Re: Working with git binary stream

Jeff King <peff@xxxxxxxx> · Mon, 9 Aug 2021 17:07:46 -0400

On Mon, Aug 09, 2021 at 07:12:13PM +0300, anatoly techtonik wrote:

> As an alternative it appeared that that theres is also a
> "git binary stream" log that is produced by
> 
> git cat-file --batch --batch-all-objects
> 
> Is there a way to reconstruct the repository given that stream?

Yes, though it is probably not the easiest way to do so. Just dumping
all of the object contents back into another repository will indeed give
you the same hashes, etc. But if you change one object, then all its
hash will change, and all of the other objects pointing to it will need
to change, etc. And that dump is in apparently-random order with respect
to the actual graph structure and relationship between objects.

You'd probably do better to build a tool around rev-list, and only use
cat-file to fetch the verbatim object contents. At some point your tool
would start to look a lot like fast-export/fast-import, and it may be
less work to teach them whatever features you need to avoid any
normalization (e.g., retaining signatures, encodings, etc).

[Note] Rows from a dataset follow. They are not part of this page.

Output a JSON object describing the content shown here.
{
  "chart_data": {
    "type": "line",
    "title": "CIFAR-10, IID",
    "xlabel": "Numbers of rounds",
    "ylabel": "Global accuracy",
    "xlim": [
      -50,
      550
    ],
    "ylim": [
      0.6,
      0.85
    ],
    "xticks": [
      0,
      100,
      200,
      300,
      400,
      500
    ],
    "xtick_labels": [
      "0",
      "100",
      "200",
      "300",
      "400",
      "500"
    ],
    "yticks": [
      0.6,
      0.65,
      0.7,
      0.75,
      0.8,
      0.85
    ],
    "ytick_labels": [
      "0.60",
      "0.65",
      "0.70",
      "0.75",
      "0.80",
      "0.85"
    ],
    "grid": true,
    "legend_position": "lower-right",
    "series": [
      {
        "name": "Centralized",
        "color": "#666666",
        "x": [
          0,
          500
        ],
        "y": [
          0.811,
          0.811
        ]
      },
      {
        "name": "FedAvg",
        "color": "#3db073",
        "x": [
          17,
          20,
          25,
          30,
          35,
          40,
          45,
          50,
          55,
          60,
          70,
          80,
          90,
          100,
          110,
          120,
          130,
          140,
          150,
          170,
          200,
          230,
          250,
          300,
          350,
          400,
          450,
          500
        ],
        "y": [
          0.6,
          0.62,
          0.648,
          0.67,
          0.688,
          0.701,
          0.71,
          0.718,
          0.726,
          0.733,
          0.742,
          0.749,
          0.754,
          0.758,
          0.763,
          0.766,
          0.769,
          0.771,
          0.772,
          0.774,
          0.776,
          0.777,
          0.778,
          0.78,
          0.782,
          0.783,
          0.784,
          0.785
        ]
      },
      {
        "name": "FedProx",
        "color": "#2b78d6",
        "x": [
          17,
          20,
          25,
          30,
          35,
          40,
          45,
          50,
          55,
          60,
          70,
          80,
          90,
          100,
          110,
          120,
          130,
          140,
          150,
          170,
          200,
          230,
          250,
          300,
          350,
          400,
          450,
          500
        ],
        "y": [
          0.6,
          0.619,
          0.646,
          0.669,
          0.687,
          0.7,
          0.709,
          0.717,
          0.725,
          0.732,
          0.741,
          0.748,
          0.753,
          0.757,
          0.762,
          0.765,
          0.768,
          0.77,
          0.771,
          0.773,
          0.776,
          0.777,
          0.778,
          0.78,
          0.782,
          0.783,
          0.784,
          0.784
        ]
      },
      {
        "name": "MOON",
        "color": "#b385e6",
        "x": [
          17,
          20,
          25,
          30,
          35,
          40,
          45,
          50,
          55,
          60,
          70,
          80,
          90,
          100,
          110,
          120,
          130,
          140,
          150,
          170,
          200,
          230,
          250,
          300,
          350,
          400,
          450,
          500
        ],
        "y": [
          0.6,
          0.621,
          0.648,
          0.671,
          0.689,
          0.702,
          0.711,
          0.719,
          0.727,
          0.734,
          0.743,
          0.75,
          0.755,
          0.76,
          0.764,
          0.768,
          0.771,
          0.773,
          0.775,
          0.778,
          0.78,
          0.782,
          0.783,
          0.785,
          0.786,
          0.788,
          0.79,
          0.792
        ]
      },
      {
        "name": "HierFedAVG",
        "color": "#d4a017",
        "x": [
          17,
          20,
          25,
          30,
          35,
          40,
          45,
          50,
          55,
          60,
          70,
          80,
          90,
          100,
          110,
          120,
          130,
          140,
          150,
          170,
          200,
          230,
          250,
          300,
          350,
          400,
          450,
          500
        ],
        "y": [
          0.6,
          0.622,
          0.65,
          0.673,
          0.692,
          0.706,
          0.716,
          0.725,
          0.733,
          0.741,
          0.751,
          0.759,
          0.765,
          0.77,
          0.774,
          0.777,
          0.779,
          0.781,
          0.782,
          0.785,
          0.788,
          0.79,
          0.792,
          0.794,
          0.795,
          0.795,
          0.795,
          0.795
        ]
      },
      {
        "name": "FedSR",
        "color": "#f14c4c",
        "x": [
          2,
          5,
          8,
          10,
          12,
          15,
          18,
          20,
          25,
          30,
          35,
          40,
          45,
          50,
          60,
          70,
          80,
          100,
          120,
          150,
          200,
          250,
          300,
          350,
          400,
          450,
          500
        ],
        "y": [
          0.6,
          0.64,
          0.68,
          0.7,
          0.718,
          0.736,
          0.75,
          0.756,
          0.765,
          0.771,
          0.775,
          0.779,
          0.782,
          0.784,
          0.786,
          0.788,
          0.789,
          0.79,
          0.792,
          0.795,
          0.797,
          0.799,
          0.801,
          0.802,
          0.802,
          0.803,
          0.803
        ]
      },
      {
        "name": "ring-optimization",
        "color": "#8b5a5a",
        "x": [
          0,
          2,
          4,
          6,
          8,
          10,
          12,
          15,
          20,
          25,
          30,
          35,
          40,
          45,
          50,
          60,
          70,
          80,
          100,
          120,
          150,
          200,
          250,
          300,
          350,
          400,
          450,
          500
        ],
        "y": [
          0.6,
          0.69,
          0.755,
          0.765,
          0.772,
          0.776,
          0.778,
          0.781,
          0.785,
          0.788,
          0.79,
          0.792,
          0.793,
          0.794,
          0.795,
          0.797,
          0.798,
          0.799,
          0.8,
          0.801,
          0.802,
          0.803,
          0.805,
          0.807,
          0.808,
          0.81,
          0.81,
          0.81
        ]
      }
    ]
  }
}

> Is there documentation on how to read it?

The output format is described in the "BATCH FORMAT" section of "git
help cat-file". Basically you get each object id, type, and size in
bytes, followed by the object contents. You can use the size from the
header to know how many bytes to read.

There's no tool to accept the whole stream. You'd have to parse each
entry and feed it to "git hash-object" with the appropriate type.

Having a mode to hash-object to read in a bunch of objects in "cat-file
--batch" format wouldn't be unreasonable, but nobody has found a need
for it so far. It would also be quite slow (it writes out individual
loose objects, whereas something like fast-import writes out a packfile,
including at least a basic attempt at deltas).

-Peff